In Anne Frank Haus, there is no furniture anymore  but there is a mirror nailed to the wall in the small area they used as a bathroom. I had a  vision of the young teenager staring at her reflection, wondering if she was pretty, unhappy at the spot on her chin, yearning for her life to go back to where it was in her beloved Amsterdam. Yearning to be an ordinary girl again. I remembered, or thought I remembered, that sometimes at night,  she would be so desperate for the outside that she would sneak down the six flights of  stairs to look out at the street through a tiny slit in the curtains.   I paid attention as I  walked up the steps and listened to see if they squeaked. They did. Very loudly.   A mother now, I thought: “No, Anne! What have you done? You made too much noise!”

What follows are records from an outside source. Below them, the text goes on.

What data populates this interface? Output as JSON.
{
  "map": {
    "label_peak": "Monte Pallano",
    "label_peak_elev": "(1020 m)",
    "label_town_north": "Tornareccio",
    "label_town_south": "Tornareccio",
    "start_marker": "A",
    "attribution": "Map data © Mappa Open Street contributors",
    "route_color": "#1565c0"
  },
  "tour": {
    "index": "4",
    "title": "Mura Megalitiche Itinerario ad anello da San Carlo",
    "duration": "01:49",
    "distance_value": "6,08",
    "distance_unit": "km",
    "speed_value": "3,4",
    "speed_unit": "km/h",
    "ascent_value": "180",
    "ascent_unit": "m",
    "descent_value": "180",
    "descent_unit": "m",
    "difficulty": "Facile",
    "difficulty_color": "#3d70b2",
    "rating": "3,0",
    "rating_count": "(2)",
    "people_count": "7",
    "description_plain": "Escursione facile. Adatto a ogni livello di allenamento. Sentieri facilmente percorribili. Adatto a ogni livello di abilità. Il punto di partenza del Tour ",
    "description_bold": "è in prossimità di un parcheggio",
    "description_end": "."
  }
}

When I went back  to my room under the eaves, I saw the black house from my terrace. I realized that Anne Frank had looked out  at those same rooftops. Maybe she could have seen me, the young maid at the rich man’s house ten houses away, yearning for the same things.

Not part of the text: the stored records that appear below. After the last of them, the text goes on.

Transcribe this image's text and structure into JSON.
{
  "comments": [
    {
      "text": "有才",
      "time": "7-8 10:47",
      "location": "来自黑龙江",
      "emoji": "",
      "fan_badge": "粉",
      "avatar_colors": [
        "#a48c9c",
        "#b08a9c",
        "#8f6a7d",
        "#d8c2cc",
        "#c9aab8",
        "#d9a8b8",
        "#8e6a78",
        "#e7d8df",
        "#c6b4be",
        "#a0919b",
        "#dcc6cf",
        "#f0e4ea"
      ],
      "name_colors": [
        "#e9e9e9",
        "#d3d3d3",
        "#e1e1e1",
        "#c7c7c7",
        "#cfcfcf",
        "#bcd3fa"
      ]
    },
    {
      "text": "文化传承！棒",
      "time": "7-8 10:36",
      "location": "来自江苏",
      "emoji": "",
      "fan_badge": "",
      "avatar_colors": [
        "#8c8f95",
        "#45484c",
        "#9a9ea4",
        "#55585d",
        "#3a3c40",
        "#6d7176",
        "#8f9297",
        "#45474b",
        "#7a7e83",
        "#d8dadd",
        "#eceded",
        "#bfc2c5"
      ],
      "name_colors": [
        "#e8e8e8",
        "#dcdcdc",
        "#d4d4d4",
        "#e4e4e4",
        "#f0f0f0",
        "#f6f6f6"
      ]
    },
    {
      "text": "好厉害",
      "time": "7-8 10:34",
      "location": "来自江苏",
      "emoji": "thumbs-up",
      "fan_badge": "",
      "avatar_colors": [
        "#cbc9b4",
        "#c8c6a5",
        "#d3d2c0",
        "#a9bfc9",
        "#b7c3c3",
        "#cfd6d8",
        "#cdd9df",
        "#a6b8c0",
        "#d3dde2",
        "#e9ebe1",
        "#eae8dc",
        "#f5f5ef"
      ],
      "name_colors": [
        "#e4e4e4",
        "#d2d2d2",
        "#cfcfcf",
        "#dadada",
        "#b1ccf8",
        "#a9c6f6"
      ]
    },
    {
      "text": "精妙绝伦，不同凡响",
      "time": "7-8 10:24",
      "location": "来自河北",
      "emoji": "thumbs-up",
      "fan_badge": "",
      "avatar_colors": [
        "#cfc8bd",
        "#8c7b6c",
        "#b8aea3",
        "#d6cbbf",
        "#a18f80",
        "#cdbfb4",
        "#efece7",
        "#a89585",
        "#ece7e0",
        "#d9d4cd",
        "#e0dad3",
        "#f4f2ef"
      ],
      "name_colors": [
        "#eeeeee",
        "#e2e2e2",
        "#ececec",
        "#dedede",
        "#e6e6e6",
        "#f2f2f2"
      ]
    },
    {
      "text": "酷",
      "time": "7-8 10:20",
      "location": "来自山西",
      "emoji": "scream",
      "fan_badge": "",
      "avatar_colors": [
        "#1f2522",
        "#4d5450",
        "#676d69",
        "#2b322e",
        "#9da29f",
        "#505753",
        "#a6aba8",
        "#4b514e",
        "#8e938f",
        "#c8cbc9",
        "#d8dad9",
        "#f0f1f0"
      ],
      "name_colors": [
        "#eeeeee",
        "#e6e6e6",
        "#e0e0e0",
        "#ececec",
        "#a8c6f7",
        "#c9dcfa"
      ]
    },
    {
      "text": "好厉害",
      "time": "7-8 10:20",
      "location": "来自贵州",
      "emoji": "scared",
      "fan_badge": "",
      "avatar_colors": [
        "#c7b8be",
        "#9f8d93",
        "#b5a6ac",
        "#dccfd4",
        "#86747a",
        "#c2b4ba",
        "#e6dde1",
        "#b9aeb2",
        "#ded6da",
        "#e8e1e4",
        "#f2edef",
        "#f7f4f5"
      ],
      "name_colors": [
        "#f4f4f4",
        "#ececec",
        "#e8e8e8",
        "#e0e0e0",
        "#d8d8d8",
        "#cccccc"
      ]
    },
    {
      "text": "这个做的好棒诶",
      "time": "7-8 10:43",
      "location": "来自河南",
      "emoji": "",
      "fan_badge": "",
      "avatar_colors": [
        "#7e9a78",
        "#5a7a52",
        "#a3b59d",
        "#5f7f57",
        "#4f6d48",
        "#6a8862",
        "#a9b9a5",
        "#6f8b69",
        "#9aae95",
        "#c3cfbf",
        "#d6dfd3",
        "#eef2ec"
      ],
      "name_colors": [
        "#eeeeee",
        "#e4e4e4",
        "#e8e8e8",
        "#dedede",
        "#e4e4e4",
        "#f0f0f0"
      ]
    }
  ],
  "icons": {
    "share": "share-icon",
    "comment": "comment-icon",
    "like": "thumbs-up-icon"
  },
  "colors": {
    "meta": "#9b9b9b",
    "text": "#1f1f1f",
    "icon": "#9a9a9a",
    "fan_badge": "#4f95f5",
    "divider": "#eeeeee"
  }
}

Anne was condemned to death not because of anything  she did, not because of any illness  she suffered or even just plain bad luck. She died because of what she was. She died because she was a Jew. Her identity, her religion  had condemned her. It was hideous, and obscene.  The ultimate consequence of an identity that is unacceptable to others.

At that time, my novel was just beginning to surface in my head. All I knew was that I wanted to write a story about the place I come from and the language I treasure, about my roots and my heritage. I had a hard time falling asleep that night, thinking about Anne Frank who had lain  there  on her cot only 200 yards away,  thinking about my own history, and my daughter’s history which is not at all the same as mine. Trying to tie us all together. The peculiar city of Amsterdam had touched a nerve. I finally did get to sleep.

The next morning, I had breakfast in the hotel dining room. I chose a small table facing the window looking out on a pretty street with  quaint shops. It was a sunny day. Men and women of Amsterdam on their way to work rode past on their bicycles.  I was sipping my coffee and enjoying the early morning urban activity. I grew up in a small town but in my  heart,  I am a big city girl. My mind wandered. Wouldn’t it be funny if I saw an old friend ride by, I thought to myself.  One thought led to another. I liked where  I was going. I felt excited.  I pulled the thread. My story came to me. The story of Michel, of Adrienne, of Xavier. My “True Identity”.

Thank  you Amsterdam. Thank you Anne.